Shenergy Group Company Limited 申能集团有限公司
- Type: State-owned enterprise
- Industry: Energy investments
- Founded: 1996
- Headquarters: Shanghai, People's Republic of China
- Area served: People's Republic of China
- Key people: Chairman: Qiu Weiguo
- Subsidiaries: Shenergy Company
- Website: www.shenergy.com.cn/

= Shenergy Group =

Chinese state-owned energy company

Shenergy Group Company Limited is a state-owned enterprise owned by Shanghai government in China. It is the parent company of Shenergy Company Limited, the listed company in the Shanghai Stock Exchange. It is engaged in the investments of electricity, petroleum and natural gas in Shanghai and Eastern China regions.

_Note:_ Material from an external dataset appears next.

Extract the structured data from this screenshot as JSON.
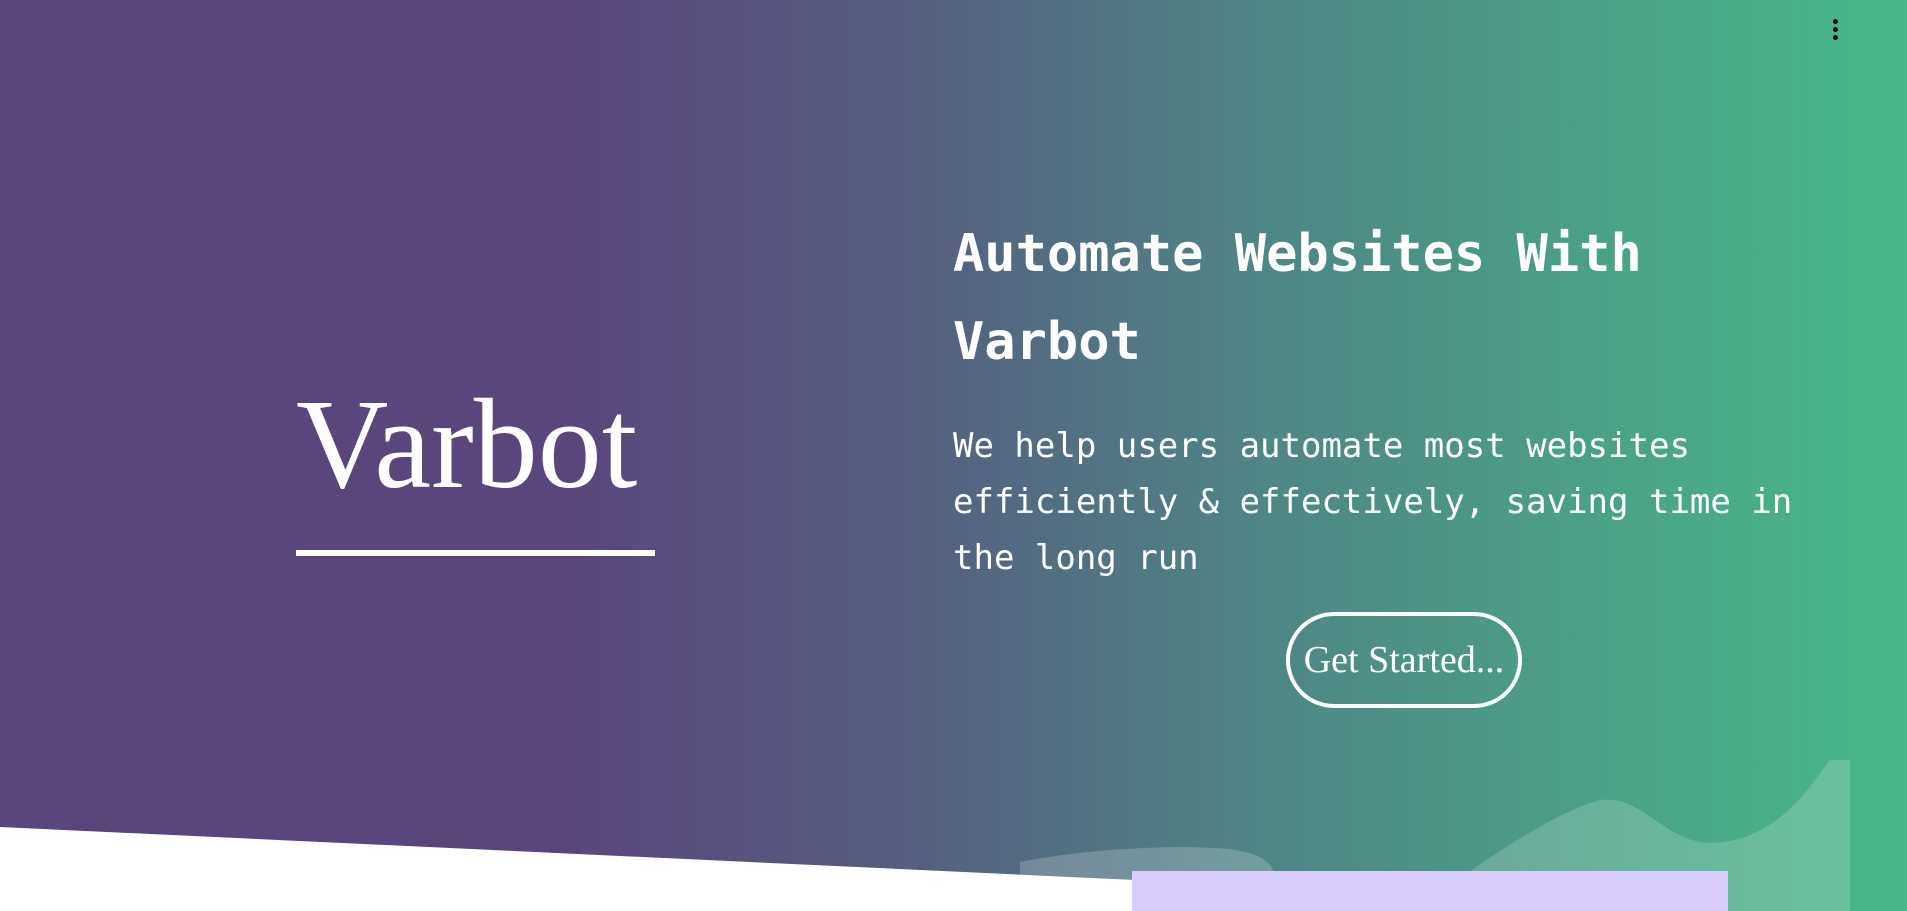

Its major subsidiary Shenergy Company Limited was reorganized from Shenneng Electric Power Company in 1992. It is engaged in the investments of electricity, petroleum and natural gas. It was listed on the Shanghai Stock Exchange in 1993, and it is the first Chinese electricity energy company listed in Shanghai. It invests in Shanghai Waigaoqiao Electric Power Generating Company Limited and Wujing Thermal Power Plant with Shanghai Electric. It also involves in energy saving and environmental protection.